In this session, we’ll discuss the five key elements of planning a HIPAA risk analysis.

  1. Goal: There are several goals to have in mind during your organization’s risk analysis. You should aim to create a thorough, complete planning process so that you don’t end with incomplete results. You should also aim to measure risk instead of strict compliance. Our goal for you is to teach the differences between a HIPAA risk analysis and a HIPAA gap analysis. A risk analysis asks, ““How much exposure do we have to unauthorized access or disclosure of ePHI? What else do we need to do to reduce risk?” But a gap analysis asks, “How are we doing compared to what the regulations require?”
  2. Resources: During the planning process, you should assess your resources by asking: Who will lead the project? Do they have proper experience in conducting risk analyses? Do they have leadership support? Have they reviewed past risk analyses?
  3. Scope: Risk Analysis applies to all electronic PHI; created, received, maintained, or transmitted. We believe that when assessing scope, you need to think in terms of ePHI processing as opposed to systems. Where does PHI enter and leave your entity? We also believe that creating an ePHI workflow is key in having a complete risk analysis. The issue with ranking risks and implementing controls without a flow is that you may leave gaps between systems.

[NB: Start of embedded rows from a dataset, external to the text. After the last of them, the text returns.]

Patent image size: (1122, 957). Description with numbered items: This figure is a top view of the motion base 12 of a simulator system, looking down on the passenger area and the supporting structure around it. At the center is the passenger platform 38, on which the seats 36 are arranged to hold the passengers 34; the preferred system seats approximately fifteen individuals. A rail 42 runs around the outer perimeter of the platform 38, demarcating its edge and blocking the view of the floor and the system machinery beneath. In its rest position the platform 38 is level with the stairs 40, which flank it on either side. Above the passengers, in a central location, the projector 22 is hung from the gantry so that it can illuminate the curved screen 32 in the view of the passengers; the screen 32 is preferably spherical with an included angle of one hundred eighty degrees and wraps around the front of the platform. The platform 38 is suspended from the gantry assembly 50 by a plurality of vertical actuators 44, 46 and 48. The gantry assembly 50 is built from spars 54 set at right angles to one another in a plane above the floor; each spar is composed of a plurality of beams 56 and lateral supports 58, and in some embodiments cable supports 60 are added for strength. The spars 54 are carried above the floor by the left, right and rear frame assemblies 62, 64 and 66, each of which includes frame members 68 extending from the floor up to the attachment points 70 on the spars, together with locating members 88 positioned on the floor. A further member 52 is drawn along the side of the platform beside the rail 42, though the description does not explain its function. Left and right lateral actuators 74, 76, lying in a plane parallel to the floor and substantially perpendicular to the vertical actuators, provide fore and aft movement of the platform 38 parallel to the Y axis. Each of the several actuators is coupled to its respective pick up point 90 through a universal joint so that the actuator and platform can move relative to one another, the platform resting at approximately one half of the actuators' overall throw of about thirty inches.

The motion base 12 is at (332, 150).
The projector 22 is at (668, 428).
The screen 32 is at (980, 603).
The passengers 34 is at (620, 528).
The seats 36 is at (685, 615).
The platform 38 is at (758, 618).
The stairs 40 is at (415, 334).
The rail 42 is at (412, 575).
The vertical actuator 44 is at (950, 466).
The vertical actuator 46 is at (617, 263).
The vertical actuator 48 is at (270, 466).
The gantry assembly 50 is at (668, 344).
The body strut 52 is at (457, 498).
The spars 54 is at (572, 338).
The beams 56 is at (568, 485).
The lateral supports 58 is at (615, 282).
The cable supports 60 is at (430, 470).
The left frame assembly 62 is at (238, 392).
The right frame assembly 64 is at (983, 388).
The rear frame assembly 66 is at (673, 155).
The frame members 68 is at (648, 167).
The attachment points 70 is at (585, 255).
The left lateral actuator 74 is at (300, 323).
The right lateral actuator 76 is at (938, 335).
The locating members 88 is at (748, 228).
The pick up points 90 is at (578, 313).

  4. Information Gathering: There are many places to look when gathering information: information gathered in ePHI flow research, past and present ePHI projects, information security incidents, interview with key staff, documentation review, etc. It may seem obvious, but we’ll say it anyways: document your information gathering. The OCR has indicated in its security series that entities should document information on ePHI during this information collection phase
  5. Perspectives: When you’ve completed the planning process, you might wonder: How do we ensure that we’ve accurately captured all of the information we need to properly complete a risk analysis? There are two ways to check yourself: internal and external resources. This is an appropriate time to bring in individuals who aren’t leading the project and present your findings to them. Or, you could find a third party who has expertise and who can help you decide whether you’re ready to conduct a risk analysis.